The actor playing The Carrot pulls the puppet off his hand and dangles it in front of the Guy.

THE GUY
This is what I get for being interested in a carrot.

The Guy follows the carrot around, that’s being dangled in front of his face.

OFFICIAL-LOOKING NARRATOR
Carrot. A Theatrical Metaphor in Three Acts. In Which the Fate of The Carrot is Revealed.

THE GUY
But I don’t know the fate of the Carrot.

THE CARROT
And I’m only a theatrical metaphor. Abstractions don’t generally contemplate their future.

THE GUY
This sucks. How does this end?

OFFICAL-LOOKING NARRATOR
I don’t know. I’m just a narrator. I narrate, not create.

THE GUY
But I don’t know how the carrot feels. Exactly. I mean, I sort of know. But not implicitly. And I don’t know when I’m hanging out with the carrot again. I might not talk to him for days. And there’s the other carrot, the northern carrot, the one who won’t be a metaphor himself much longer. And it’s all very confusing when these two things collide in a day, even if only peripherally, and I’m not the kind of guy to ignore a connection (even if it’s smaller than the connection to a different carrot) because I don’t like closing doors, even if makes a different carrot worry (which it shouldn’t). Jesus. How can you have a Theatrical Metaphor in Three Acts without knowing how the last act ends?

OFFICAL-LOOKING NARRATOR
That’s the trouble with writing a play a day, young man. Things like this aren’t solved in a day. Looks like you’ll be chasing a metaphor for a little while longer.

THE GUY
Shit.

The Guy relents, and continues to follow the carrot being dangled in front of him.

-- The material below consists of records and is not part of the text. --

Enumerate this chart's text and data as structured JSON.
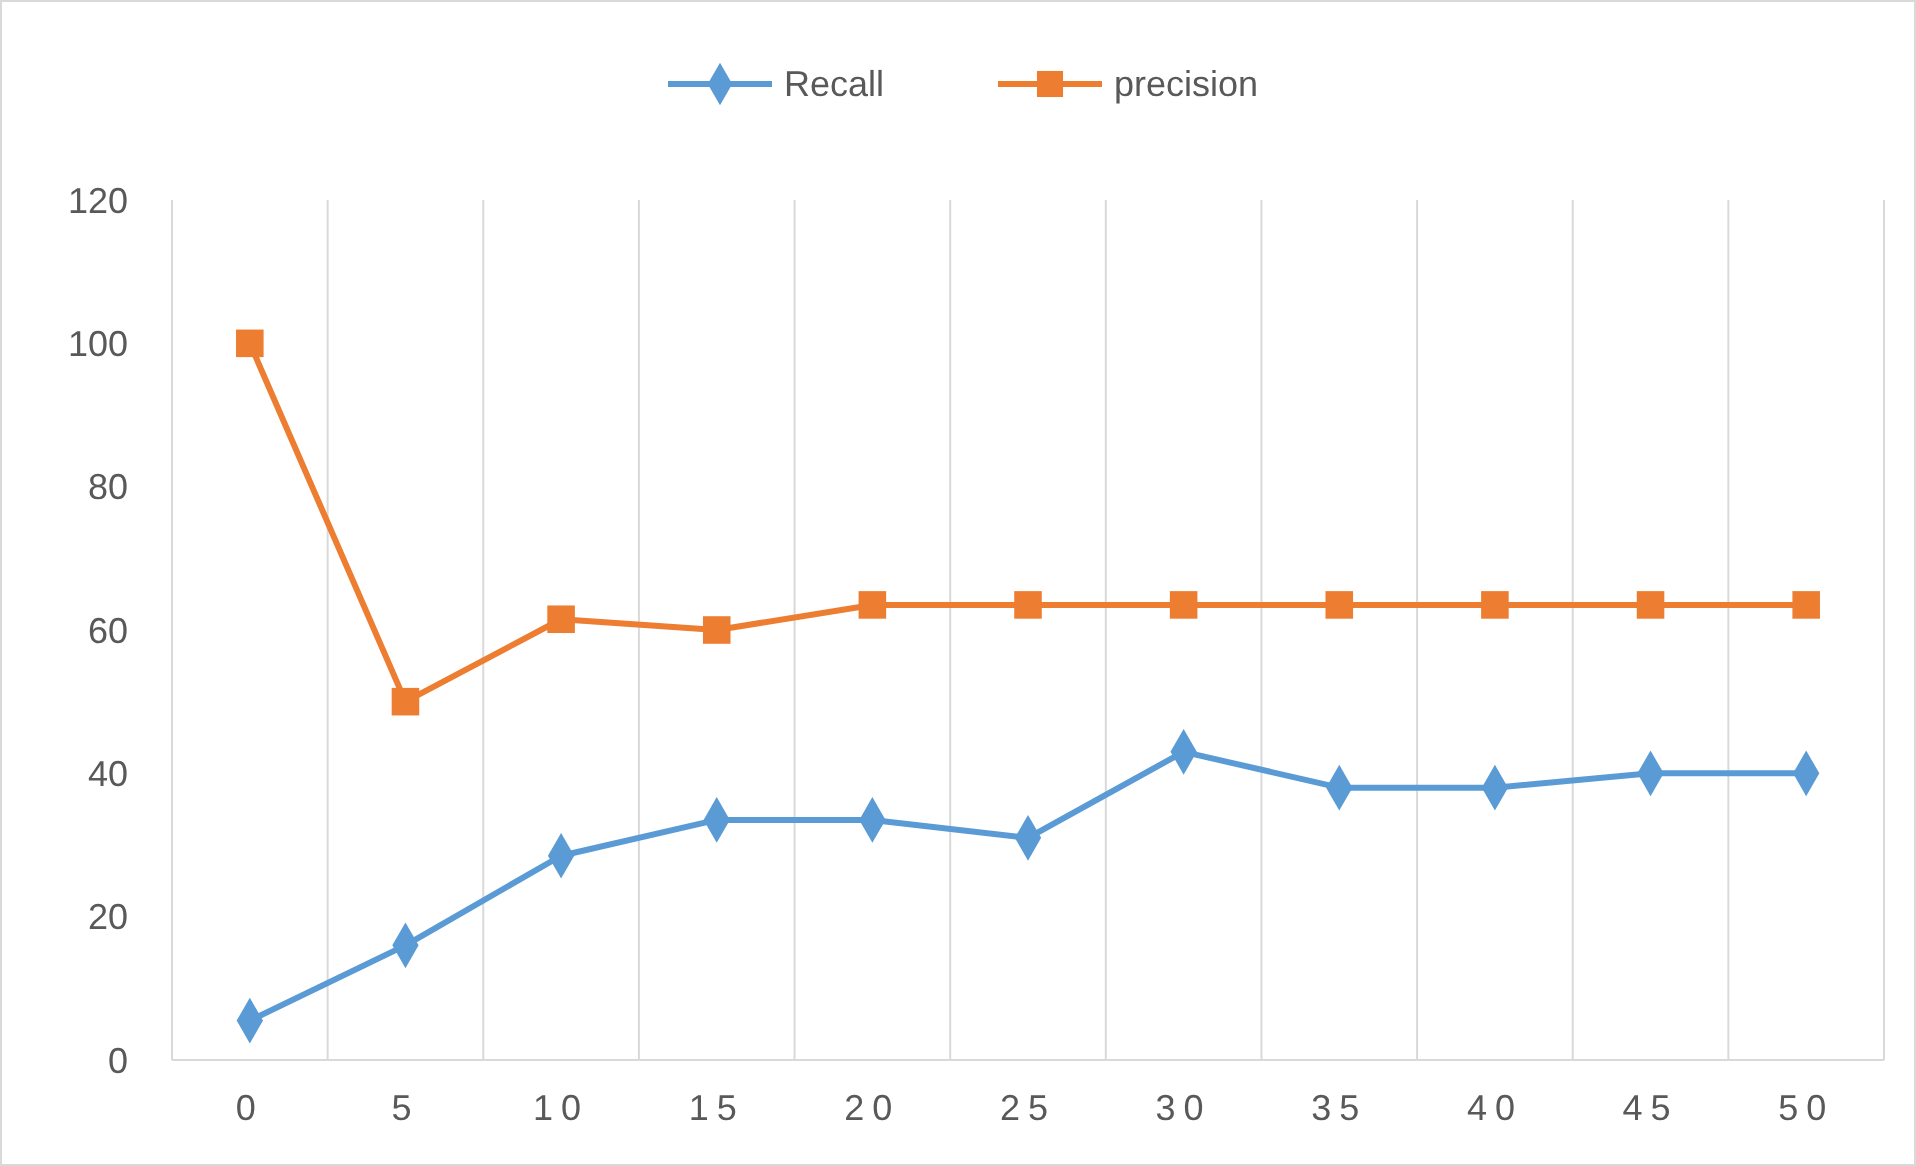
{
  "chart_data": {
    "type": "line",
    "categories": [
      "0",
      "5",
      "10",
      "15",
      "20",
      "25",
      "30",
      "35",
      "40",
      "45",
      "50"
    ],
    "series": [
      {
        "name": "Recall",
        "color": "#5b9bd5",
        "marker": "diamond",
        "values": [
          5.5,
          16,
          28.5,
          33.5,
          33.5,
          31,
          43,
          38,
          38,
          40,
          40
        ]
      },
      {
        "name": "precision",
        "color": "#ed7d31",
        "marker": "square",
        "values": [
          100,
          50,
          61.5,
          60,
          63.5,
          63.5,
          63.5,
          63.5,
          63.5,
          63.5,
          63.5
        ]
      }
    ],
    "ylim": [
      0,
      120
    ],
    "yticks": [
      0,
      20,
      40,
      60,
      80,
      100,
      120
    ],
    "grid": "x",
    "legend": "top"
  }
}
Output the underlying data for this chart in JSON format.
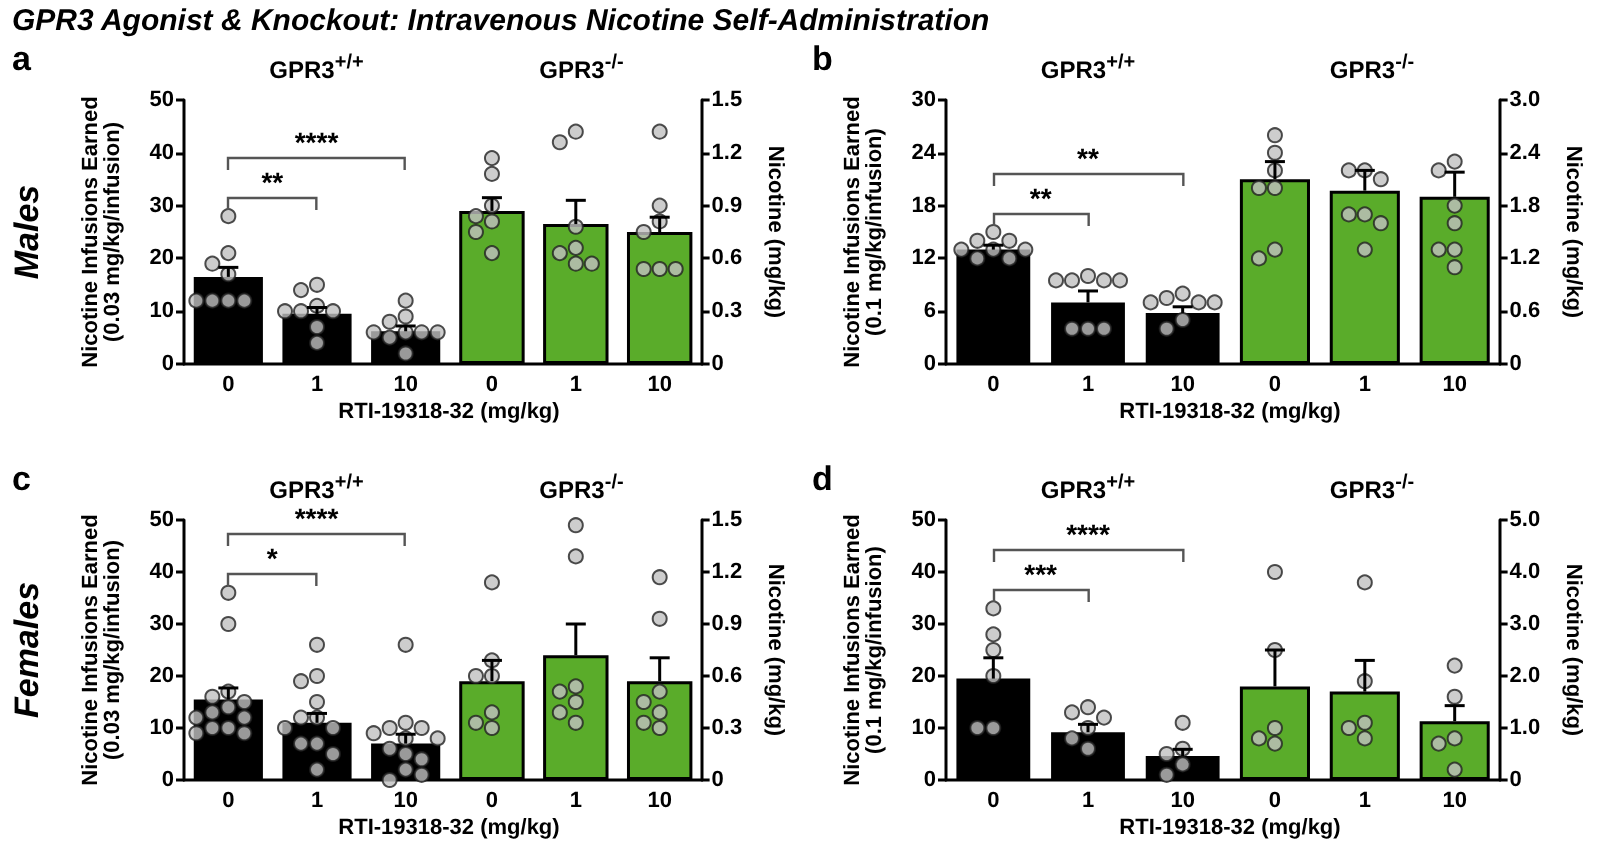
{
  "chart_data": [
    {
      "type": "other",
      "title": "GPR3 Agonist & Knockout: Intravenous Nicotine Self-Administration"
    },
    {
      "type": "other",
      "title": "Males"
    },
    {
      "type": "bar",
      "subtitle": "a",
      "title": "GPR3$^{+/+}$",
      "xlabel": "RTI-19318-32 (mg/kg)",
      "ylabel": "Nicotine Infusions Earned\n(0.03 mg/kg/infusion)",
      "categories": [
        "0",
        "1",
        "10"
      ],
      "ylim": [
        0,
        50
      ],
      "yticks": [
        0,
        10,
        20,
        30,
        40,
        50
      ],
      "marker": "circle",
      "annotations": [
        "**",
        "****"
      ],
      "series": [
        {
          "color": "#000000",
          "values": [
            16.5,
            9.5,
            6.2
          ],
          "errors": [
            1.8,
            1.2,
            1.0
          ]
        },
        {
          "type": "scatter",
          "color": "#c0c0c0",
          "x": [
            "0",
            "0",
            "0",
            "0",
            "0",
            "0",
            "0",
            "0",
            "1",
            "1",
            "1",
            "1",
            "1",
            "1",
            "1",
            "1",
            "10",
            "10",
            "10",
            "10",
            "10",
            "10",
            "10",
            "10",
            "10"
          ],
          "values": [
            28,
            21,
            19,
            17,
            12,
            12,
            12,
            12,
            15,
            14,
            11,
            10,
            10,
            10,
            7,
            4,
            12,
            9,
            8,
            6,
            6,
            6,
            6,
            5,
            2
          ]
        }
      ]
    },
    {
      "type": "bar",
      "title": "GPR3$^{-/-}$",
      "y2label": "Nicotine (mg/kg)",
      "categories": [
        "0",
        "1",
        "10"
      ],
      "ylim": [
        0,
        50
      ],
      "y2lim": [
        0,
        1.5
      ],
      "y2ticks": [
        0,
        0.3,
        0.6,
        0.9,
        1.2,
        1.5
      ],
      "marker": "circle",
      "series": [
        {
          "color": "#5aac2a",
          "values": [
            29,
            26.5,
            25
          ],
          "errors": [
            2.5,
            4.5,
            2.8
          ]
        },
        {
          "type": "scatter",
          "color": "#c0c0c0",
          "x": [
            "0",
            "0",
            "0",
            "0",
            "0",
            "0",
            "0",
            "1",
            "1",
            "1",
            "1",
            "1",
            "1",
            "1",
            "10",
            "10",
            "10",
            "10",
            "10",
            "10",
            "10"
          ],
          "values": [
            39,
            36,
            30,
            28,
            27,
            25,
            21,
            44,
            42,
            26,
            22,
            21,
            19,
            19,
            44,
            30,
            27,
            25,
            18,
            18,
            18
          ]
        }
      ]
    },
    {
      "type": "bar",
      "subtitle": "b",
      "title": "GPR3$^{+/+}$",
      "xlabel": "RTI-19318-32 (mg/kg)",
      "ylabel": "Nicotine Infusions Earned\n(0.1 mg/kg/infusion)",
      "categories": [
        "0",
        "1",
        "10"
      ],
      "ylim": [
        0,
        30
      ],
      "yticks": [
        0,
        6,
        12,
        18,
        24,
        30
      ],
      "marker": "circle",
      "annotations": [
        "**",
        "**"
      ],
      "series": [
        {
          "color": "#000000",
          "values": [
            13,
            7,
            5.8
          ],
          "errors": [
            0.5,
            1.3,
            0.7
          ]
        },
        {
          "type": "scatter",
          "color": "#c0c0c0",
          "x": [
            "0",
            "0",
            "0",
            "0",
            "0",
            "0",
            "0",
            "0",
            "1",
            "1",
            "1",
            "1",
            "1",
            "1",
            "1",
            "1",
            "10",
            "10",
            "10",
            "10",
            "10",
            "10",
            "10"
          ],
          "values": [
            15,
            14,
            14,
            13,
            13,
            13,
            12,
            12,
            10,
            9.5,
            9.5,
            9.5,
            9.5,
            4,
            4,
            4,
            8,
            7.5,
            7,
            7,
            7,
            5,
            4
          ]
        }
      ]
    },
    {
      "type": "bar",
      "title": "GPR3$^{-/-}$",
      "y2label": "Nicotine (mg/kg)",
      "categories": [
        "0",
        "1",
        "10"
      ],
      "ylim": [
        0,
        30
      ],
      "y2lim": [
        0,
        3
      ],
      "y2ticks": [
        0,
        0.6,
        1.2,
        1.8,
        2.4,
        {
          "value": 3,
          "label": "3.0"
        }
      ],
      "marker": "circle",
      "series": [
        {
          "color": "#5aac2a",
          "values": [
            21,
            19.7,
            19
          ],
          "errors": [
            2,
            2.3,
            2.8
          ]
        },
        {
          "type": "scatter",
          "color": "#c0c0c0",
          "x": [
            "0",
            "0",
            "0",
            "0",
            "0",
            "0",
            "0",
            "1",
            "1",
            "1",
            "1",
            "1",
            "1",
            "1",
            "10",
            "10",
            "10",
            "10",
            "10",
            "10",
            "10"
          ],
          "values": [
            26,
            24,
            22,
            20,
            20,
            13,
            12,
            22,
            22,
            21,
            17,
            17,
            16,
            13,
            23,
            22,
            18,
            16,
            13,
            13,
            11
          ]
        }
      ]
    },
    {
      "type": "other",
      "title": "Females"
    },
    {
      "type": "bar",
      "subtitle": "c",
      "title": "GPR3$^{+/+}$",
      "xlabel": "RTI-19318-32 (mg/kg)",
      "ylabel": "Nicotine Infusions Earned\n(0.03 mg/kg/infusion)",
      "categories": [
        "0",
        "1",
        "10"
      ],
      "ylim": [
        0,
        50
      ],
      "yticks": [
        0,
        10,
        20,
        30,
        40,
        50
      ],
      "marker": "circle",
      "annotations": [
        "*",
        "****"
      ],
      "series": [
        {
          "color": "#000000",
          "values": [
            15.5,
            11,
            7
          ],
          "errors": [
            2.2,
            1.8,
            1.8
          ]
        },
        {
          "type": "scatter",
          "color": "#c0c0c0",
          "x": [
            "0",
            "0",
            "0",
            "0",
            "0",
            "0",
            "0",
            "0",
            "0",
            "0",
            "0",
            "0",
            "0",
            "1",
            "1",
            "1",
            "1",
            "1",
            "1",
            "1",
            "1",
            "1",
            "1",
            "1",
            "1",
            "10",
            "10",
            "10",
            "10",
            "10",
            "10",
            "10",
            "10",
            "10",
            "10",
            "10",
            "10",
            "10"
          ],
          "values": [
            36,
            30,
            17,
            16,
            15,
            14,
            13,
            12,
            12,
            10,
            10,
            9,
            9,
            26,
            20,
            19,
            15,
            12,
            12,
            10,
            10,
            7,
            7,
            5,
            2,
            26,
            11,
            10,
            10,
            9,
            8,
            8,
            6,
            5,
            4,
            2,
            0,
            1
          ]
        }
      ]
    },
    {
      "type": "bar",
      "title": "GPR3$^{-/-}$",
      "y2label": "Nicotine (mg/kg)",
      "categories": [
        "0",
        "1",
        "10"
      ],
      "ylim": [
        0,
        50
      ],
      "y2lim": [
        0,
        1.5
      ],
      "y2ticks": [
        0,
        0.3,
        0.6,
        0.9,
        1.2,
        1.5
      ],
      "marker": "circle",
      "series": [
        {
          "color": "#5aac2a",
          "values": [
            19,
            24,
            19
          ],
          "errors": [
            4,
            6,
            4.5
          ]
        },
        {
          "type": "scatter",
          "color": "#c0c0c0",
          "x": [
            "0",
            "0",
            "0",
            "0",
            "0",
            "0",
            "0",
            "1",
            "1",
            "1",
            "1",
            "1",
            "1",
            "1",
            "10",
            "10",
            "10",
            "10",
            "10",
            "10",
            "10"
          ],
          "values": [
            38,
            23,
            20,
            20,
            13,
            10,
            11,
            49,
            43,
            18,
            17,
            15,
            13,
            11,
            39,
            31,
            17,
            15,
            13,
            10,
            11
          ]
        }
      ]
    },
    {
      "type": "bar",
      "subtitle": "d",
      "title": "GPR3$^{+/+}$",
      "xlabel": "RTI-19318-32 (mg/kg)",
      "ylabel": "Nicotine Infusions Earned\n(0.1 mg/kg/infusion)",
      "categories": [
        "0",
        "1",
        "10"
      ],
      "ylim": [
        0,
        50
      ],
      "yticks": [
        0,
        10,
        20,
        30,
        40,
        50
      ],
      "marker": "circle",
      "annotations": [
        "***",
        "****"
      ],
      "series": [
        {
          "color": "#000000",
          "values": [
            19.5,
            9.2,
            4.6
          ],
          "errors": [
            4,
            1.5,
            1.3
          ]
        },
        {
          "type": "scatter",
          "color": "#c0c0c0",
          "x": [
            "0",
            "0",
            "0",
            "0",
            "0",
            "0",
            "1",
            "1",
            "1",
            "1",
            "1",
            "1",
            "10",
            "10",
            "10",
            "10",
            "10"
          ],
          "values": [
            33,
            28,
            25,
            20,
            10,
            10,
            14,
            13,
            12,
            10,
            8,
            6,
            11,
            6,
            5,
            3,
            1
          ]
        }
      ]
    },
    {
      "type": "bar",
      "title": "GPR3$^{-/-}$",
      "y2label": "Nicotine (mg/kg)",
      "categories": [
        "0",
        "1",
        "10"
      ],
      "ylim": [
        0,
        50
      ],
      "y2lim": [
        0,
        5
      ],
      "y2ticks": [
        0,
        {
          "value": 1,
          "label": "1.0"
        },
        {
          "value": 2,
          "label": "2.0"
        },
        {
          "value": 3,
          "label": "3.0"
        },
        {
          "value": 4,
          "label": "4.0"
        },
        {
          "value": 5,
          "label": "5.0"
        }
      ],
      "marker": "circle",
      "series": [
        {
          "color": "#5aac2a",
          "values": [
            18,
            17,
            11.3
          ],
          "errors": [
            7,
            6,
            3
          ]
        },
        {
          "type": "scatter",
          "color": "#c0c0c0",
          "x": [
            "0",
            "0",
            "0",
            "0",
            "0",
            "1",
            "1",
            "1",
            "1",
            "1",
            "10",
            "10",
            "10",
            "10",
            "10"
          ],
          "values": [
            40,
            25,
            10,
            8,
            7,
            38,
            19,
            11,
            10,
            8,
            22,
            16,
            8,
            7,
            2
          ]
        }
      ]
    }
  ]
}
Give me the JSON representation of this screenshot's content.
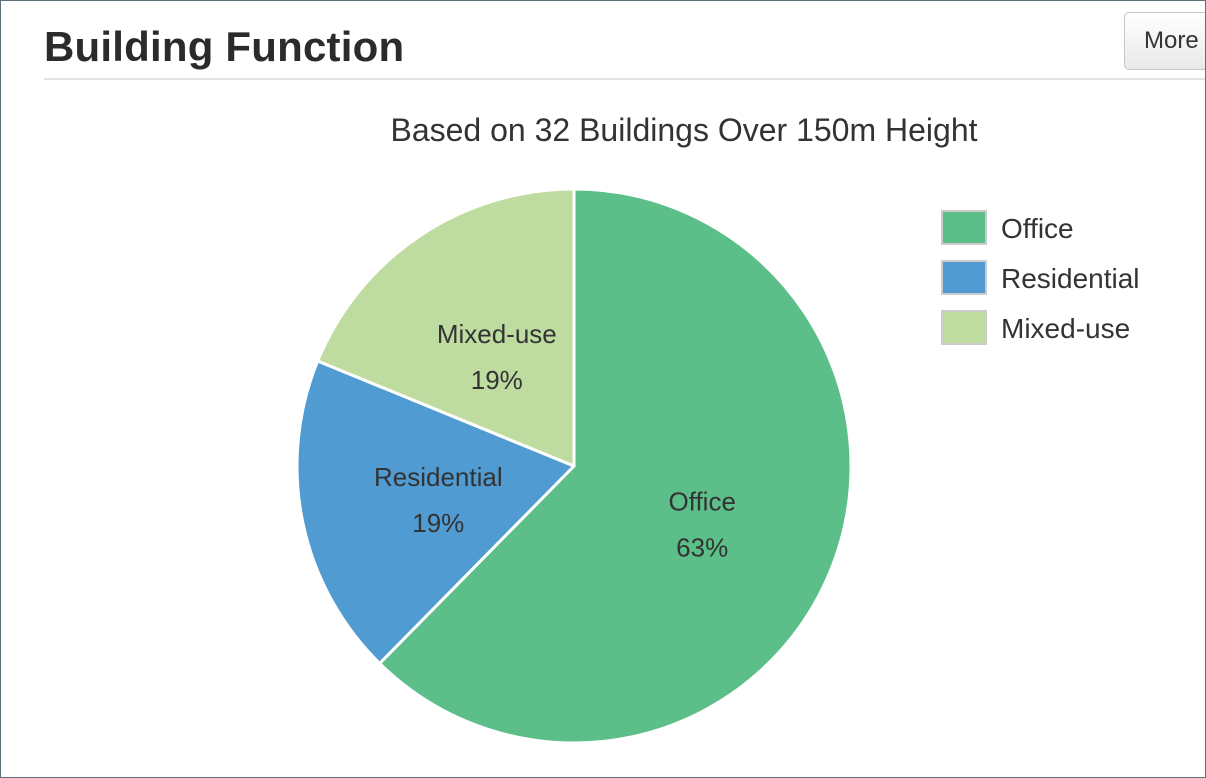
{
  "section": {
    "title": "Building Function",
    "more_label": "More"
  },
  "chart_data": {
    "type": "pie",
    "title": "Based on 32 Buildings Over 150m Height",
    "legend_position": "right",
    "slices": [
      {
        "label": "Office",
        "value": 63,
        "display": "63%",
        "color": "#5cbe88"
      },
      {
        "label": "Residential",
        "value": 19,
        "display": "19%",
        "color": "#519bd3"
      },
      {
        "label": "Mixed-use",
        "value": 19,
        "display": "19%",
        "color": "#bfdca0"
      }
    ]
  }
}
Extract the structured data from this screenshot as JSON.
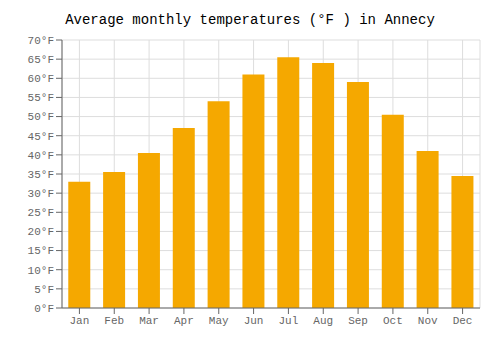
{
  "chart_data": {
    "type": "bar",
    "title": "Average monthly temperatures (°F ) in Annecy",
    "categories": [
      "Jan",
      "Feb",
      "Mar",
      "Apr",
      "May",
      "Jun",
      "Jul",
      "Aug",
      "Sep",
      "Oct",
      "Nov",
      "Dec"
    ],
    "values": [
      33,
      35.5,
      40.5,
      47,
      54,
      61,
      65.5,
      64,
      59,
      50.5,
      41,
      34.5
    ],
    "color": "#F5A800",
    "ylim": [
      0,
      70
    ],
    "yticks": [
      {
        "value": 0,
        "label": "0°F"
      },
      {
        "value": 5,
        "label": "5°F"
      },
      {
        "value": 10,
        "label": "10°F"
      },
      {
        "value": 15,
        "label": "15°F"
      },
      {
        "value": 20,
        "label": "20°F"
      },
      {
        "value": 25,
        "label": "25°F"
      },
      {
        "value": 30,
        "label": "30°F"
      },
      {
        "value": 35,
        "label": "35°F"
      },
      {
        "value": 40,
        "label": "40°F"
      },
      {
        "value": 45,
        "label": "45°F"
      },
      {
        "value": 50,
        "label": "50°F"
      },
      {
        "value": 55,
        "label": "55°F"
      },
      {
        "value": 60,
        "label": "60°F"
      },
      {
        "value": 65,
        "label": "65°F"
      },
      {
        "value": 70,
        "label": "70°F"
      }
    ],
    "grid": true
  }
}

Today, this feels like a passing fascination.

Tomorrow…

… well, who knows about tomorrow.


OFFICIAL-LOOKING NARRATOR
Carrot. A Theatrical Metaphor In Three Acts. The End.

The lights go down on The Guy chasing a carrot.

3 comments:

Anonymous said...

*chuckle* you certainly did have a long busy day, didn't you? So many things to think about...

Hey! Who is this other carrot?

Anonymous said...

...alright...I've read this one over and over (I know, kinda creepy stalker, eh?)...and NOW I get it...for some reason I had to figure out where in there I was...and I can see myself now...and I'm not worried...the heart wants what the heart wants...*chuckle* and I just need to fuckin' simmer down!

Anonymous said...

hmm, Okay! I think I finally get what a carrot is. I didn't get this during the audition, and realize that I should have been pulled out of the ground. I was thinking, Why Carrot? I was thinking: they're orange, they're vegetables, but I never pictured how they're gathered. They're pulled up out of the ground. That's a really, really original metaphor. Neat.